Sie schmeckten das Wetter, sagen sie und ziehen Tannzapfen, Mäuse, Ameisen, aber auch die Winde, Enziane und Alpenrosen so selbstverständlich zurate wie die Meteorologen ihre Wetterballons und Satellitenbilder. „Schmecken“ heißt in diesem Fall „erkennen“ – jeder hat seine Methode, die den Übernamen gibt: Der Tannzäpfler untersucht die Samen der Tannzapfen, der Musers beobachtet die Mäuse und der Geißdaddy die Steinböcke. Sind etwa die Ameisen nervös und aggressiv, droht stürmisches Wetter. Sind sie ruhig und freundlich, wird das Wetter gut.

Frauen schmecken nichts?

Nun läuft man in Berlin nicht täglich einer Ameise über den Weg, und so fragt Berlin das Muotathal: Kann man das Wetter auch in der Stadt schmecken? Durchaus, meint Peter Suter, 84, der älteste Wetterschmecker, und schlägt vor, zuerst einmal nach draußen zu gehen, um nach Pflanzen zu suchen – „nun gut, Pflanzen gibt es nicht so viele bei euch, hm?“ „Vergleichsweise wenig“, meint die Wetterfee diplomatisch, „aber vielleicht reicht’s?“ Das überzeugt ihn nicht, er empfiehlt stattdessen die Wolken. Davon gebe es doch bestimmt auch welche in Berlin. Oh ja, gibt es. „Man muss sich das Gewölk näher ansehen. Muss viel laufen, muss viel beobachten“, erklärt er lapidar. Das Wetter findet also nach wie vor draußen statt, ob im Muotathal oder in Berlin. Wobei nun das Wetter in der Stadt nicht mehr maßgeblich über Missernte und Überleben entscheidet, sondern vielmehr als Ausrede für schlecht gelaunte Städter dient (im Sommer zu heiß, im Winter zu kalt, der Regen zu nass).
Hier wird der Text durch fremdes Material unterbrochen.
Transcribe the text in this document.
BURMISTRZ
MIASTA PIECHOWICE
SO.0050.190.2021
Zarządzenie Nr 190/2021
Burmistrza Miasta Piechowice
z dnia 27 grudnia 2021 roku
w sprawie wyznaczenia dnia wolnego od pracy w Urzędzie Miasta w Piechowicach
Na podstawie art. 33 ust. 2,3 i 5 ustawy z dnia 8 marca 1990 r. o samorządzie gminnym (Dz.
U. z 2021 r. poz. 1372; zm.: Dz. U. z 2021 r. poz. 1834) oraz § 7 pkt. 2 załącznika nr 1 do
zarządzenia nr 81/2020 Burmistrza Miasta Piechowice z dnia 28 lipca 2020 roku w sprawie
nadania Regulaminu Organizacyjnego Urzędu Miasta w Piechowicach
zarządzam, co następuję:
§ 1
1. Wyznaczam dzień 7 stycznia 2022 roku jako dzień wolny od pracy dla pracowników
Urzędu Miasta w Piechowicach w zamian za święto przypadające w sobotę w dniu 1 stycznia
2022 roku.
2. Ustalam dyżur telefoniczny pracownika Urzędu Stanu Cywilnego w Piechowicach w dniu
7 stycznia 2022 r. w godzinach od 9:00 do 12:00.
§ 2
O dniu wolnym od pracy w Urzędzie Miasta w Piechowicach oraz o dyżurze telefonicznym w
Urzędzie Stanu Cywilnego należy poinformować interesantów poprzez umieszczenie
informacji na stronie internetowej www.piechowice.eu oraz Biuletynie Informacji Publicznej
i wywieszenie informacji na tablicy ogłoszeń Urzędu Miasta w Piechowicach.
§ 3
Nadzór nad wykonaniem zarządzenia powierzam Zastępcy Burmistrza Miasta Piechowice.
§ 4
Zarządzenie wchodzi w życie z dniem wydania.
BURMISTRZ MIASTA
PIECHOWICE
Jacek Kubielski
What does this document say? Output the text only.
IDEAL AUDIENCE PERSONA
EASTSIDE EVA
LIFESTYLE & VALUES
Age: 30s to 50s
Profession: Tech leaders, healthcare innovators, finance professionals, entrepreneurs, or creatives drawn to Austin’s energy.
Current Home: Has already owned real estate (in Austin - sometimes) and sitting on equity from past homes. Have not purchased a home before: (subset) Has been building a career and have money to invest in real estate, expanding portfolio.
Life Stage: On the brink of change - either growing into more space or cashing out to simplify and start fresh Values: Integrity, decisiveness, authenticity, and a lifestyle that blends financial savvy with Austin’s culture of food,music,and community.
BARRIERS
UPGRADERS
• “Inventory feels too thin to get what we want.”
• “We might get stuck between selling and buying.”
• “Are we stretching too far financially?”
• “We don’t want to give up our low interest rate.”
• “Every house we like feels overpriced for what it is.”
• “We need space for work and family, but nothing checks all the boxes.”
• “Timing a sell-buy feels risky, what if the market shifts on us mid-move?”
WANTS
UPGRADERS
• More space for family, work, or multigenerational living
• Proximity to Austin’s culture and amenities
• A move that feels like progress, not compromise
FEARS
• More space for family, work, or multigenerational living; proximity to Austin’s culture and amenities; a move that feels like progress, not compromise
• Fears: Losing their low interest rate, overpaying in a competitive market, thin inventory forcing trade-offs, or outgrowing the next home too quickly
Stimmt nicht ganz, entgegnet Peter Suter und nennt das moderne Gerät, insbesondere die Silos, die den Bauern heutzutage die schlechte Laune bei Regenwetter ersparen.

Nun hat bloß die Wetterfee als Angehörige des weiblichen Geschlechts per se schlechte Chancen, das Wetter zu schmecken, wie unlängst der aktuelle Wetterkönig in einem Interview behauptete: Frauen können das Wetter nicht schmecken. Peter Suter sieht das zum Glück nicht so: „Da bin ich mit ihm gar nicht einig – meine Mutter wusste immer besser Bescheid als mein Vater.“ Um sogleich unvermittelt und nahezu kollegial zu erwähnen: „Jetzt ist es gut, oben schneit’s.“ Die Wetterfee fragt geschmeichelt nach: „Warum?“ „Dann wird’s wieder gut.“

Auch diese Erkenntnis ist nicht minder banal, wenngleich nahezu heraklitisch: Das Wetter ändert sich stets, es bleibt nie so, wie es ist. Entsprechend lautet die Abschiedsformel des Wetterschmeckers: „Jänu, nehmen wir es so, wie es kommt.“

Ein weiser Rat, meint die Wetterfee, der auch für das Stadtwetter taugt.